新たな話題を追いかけるよりも、既存の生成AIの使い倒し方を考える

毎日のように生成AIに関する新たな話題が出てきますが、医療現場への導入という観点では、そのような新たな話題を追いかけるよりも、既存の生成AIをどのように活用していくか、現場の半径5メートルの中での具体的な実践方法について議論していくほうが良いと考えています。言い換えると、「既存の生成AIの使い倒し方を考える」ことを優先するということです。


なぜならば、実際に使ってみるとわかるように、既存の生成AIでも使い方次第で、すでに私たち人間が考えるためのさまざまな選択肢を提供してくれるからです。


このように、実務の立ち位置から生成AIの「開発・学習段階」ではなく「生成・利用段階」に目を向けた際、


「どのような答えが生成されるかはプロンプト次第」

「答えは問いの鏡」

「答えがイマイチなのは問いがイマイチだから」


このようにとらえることも大事ですが、同じく、あるそもそも論も大事になります。そのそもそも論とは、


「一度の会話で完結させることを暗黙の前提としていないか?」


ということです。


人間同士のコミュニケーションでは、当然ながら、一度の会話で期待した答えが返ってくるとは限らない。だから、期待した答えが返ってくるまで、会話を繰り返していくはずです。それが、生成AIとの会話となると、なぜか「一度で期待した答えが返ってこなければならない」といったことを暗黙の前提にしてしまっていないでしょうか。その結果、あるプロンプトを入力して期待した答えが返ってこないと、生成AIに対してすぐにネガティブなイメージを持ってしまう。


このように考えると、医療現場で活用する際は、一度の会話の完成度を求めるのではなく、ラフな会話でもいいから会話を繰り返すということを前提にしておくほうが良いのではないかと思います。


さらに、もう一つのそもそも論は


「正しい答えを得るために生成AIを使うということを暗黙の前提にしていないか?」


ということです。(言語)生成AIがやっているのは、あくまでも「次の単語を予測している」ということであって、「予測する」ということと「正しい答えを見つける」ということは、切り離して考えることが大切です。


では、何のために生成AIを使うのか。それは、「考えるための選択肢を増やすために生成AIを使う」ということです。


自分(人間)が考えられる物事には限界がある。
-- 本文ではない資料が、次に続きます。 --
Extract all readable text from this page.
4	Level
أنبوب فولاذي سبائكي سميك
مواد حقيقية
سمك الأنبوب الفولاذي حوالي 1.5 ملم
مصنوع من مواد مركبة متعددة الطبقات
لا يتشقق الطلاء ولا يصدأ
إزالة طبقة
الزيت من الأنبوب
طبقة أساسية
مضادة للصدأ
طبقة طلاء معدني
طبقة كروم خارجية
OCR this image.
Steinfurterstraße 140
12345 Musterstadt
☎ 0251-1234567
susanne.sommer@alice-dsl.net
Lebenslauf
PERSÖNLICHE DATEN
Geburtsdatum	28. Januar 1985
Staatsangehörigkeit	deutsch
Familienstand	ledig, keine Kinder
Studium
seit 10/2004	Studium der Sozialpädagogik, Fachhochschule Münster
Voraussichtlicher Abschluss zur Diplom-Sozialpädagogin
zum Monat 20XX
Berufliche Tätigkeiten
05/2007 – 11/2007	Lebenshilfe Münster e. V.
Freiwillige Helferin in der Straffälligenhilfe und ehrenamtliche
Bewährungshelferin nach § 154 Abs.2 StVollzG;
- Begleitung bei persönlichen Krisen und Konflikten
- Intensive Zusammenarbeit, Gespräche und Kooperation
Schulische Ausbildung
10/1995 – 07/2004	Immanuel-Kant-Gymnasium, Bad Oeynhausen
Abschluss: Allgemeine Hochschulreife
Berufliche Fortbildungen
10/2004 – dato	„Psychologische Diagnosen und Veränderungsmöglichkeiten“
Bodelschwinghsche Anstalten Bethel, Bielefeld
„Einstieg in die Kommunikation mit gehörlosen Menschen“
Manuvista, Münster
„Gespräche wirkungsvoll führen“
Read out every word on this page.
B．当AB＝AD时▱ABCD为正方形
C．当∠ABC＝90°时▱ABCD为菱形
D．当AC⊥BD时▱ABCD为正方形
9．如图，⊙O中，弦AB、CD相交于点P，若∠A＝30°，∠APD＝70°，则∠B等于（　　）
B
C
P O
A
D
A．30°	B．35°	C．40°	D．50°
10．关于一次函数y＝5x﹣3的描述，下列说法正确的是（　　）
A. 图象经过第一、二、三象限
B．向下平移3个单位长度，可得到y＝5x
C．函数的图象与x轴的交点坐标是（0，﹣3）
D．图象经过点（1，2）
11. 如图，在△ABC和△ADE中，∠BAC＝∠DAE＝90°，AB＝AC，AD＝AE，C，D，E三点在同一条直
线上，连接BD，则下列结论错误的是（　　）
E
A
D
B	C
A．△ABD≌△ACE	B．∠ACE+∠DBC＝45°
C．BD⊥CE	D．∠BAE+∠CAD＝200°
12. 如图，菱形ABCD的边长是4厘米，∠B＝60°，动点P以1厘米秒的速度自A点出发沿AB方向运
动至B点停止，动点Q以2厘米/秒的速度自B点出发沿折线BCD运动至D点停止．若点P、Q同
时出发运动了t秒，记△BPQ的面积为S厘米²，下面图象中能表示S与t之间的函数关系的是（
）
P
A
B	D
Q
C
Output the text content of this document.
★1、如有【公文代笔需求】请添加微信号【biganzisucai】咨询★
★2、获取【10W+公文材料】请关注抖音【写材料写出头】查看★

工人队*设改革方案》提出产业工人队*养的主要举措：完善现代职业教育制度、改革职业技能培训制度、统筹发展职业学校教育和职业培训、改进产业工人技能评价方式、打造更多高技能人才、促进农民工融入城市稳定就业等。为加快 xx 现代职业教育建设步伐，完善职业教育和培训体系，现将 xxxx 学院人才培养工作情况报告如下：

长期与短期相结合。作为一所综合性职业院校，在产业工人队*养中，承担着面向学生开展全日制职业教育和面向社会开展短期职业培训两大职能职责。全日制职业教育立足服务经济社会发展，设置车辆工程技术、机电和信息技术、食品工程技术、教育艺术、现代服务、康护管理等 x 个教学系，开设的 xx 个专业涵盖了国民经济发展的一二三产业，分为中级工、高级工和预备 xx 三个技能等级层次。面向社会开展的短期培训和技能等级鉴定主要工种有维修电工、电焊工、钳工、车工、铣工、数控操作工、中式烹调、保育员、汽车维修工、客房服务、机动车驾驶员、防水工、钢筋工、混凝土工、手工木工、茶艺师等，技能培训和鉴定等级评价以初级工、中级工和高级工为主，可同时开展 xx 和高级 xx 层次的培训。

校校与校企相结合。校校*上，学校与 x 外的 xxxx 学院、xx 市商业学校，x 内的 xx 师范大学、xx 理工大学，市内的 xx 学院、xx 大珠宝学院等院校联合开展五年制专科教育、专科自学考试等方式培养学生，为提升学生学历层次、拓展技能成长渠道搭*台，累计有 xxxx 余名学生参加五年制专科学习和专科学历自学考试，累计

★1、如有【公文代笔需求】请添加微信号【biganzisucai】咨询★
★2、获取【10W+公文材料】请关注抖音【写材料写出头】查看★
だから、生成AIを使って考えるための選択肢を増やす。選択肢は力。それらの選択肢を基に、自分(人間)だけでは見出せなかった問題解決の新たな道を切り開いていく。


このように、生成AIを使う目的を


「正しい答えを得る」

から

「考えるための選択肢を増やす」


に置き換えてみると、景色が大きく変わって見えてくるはずです。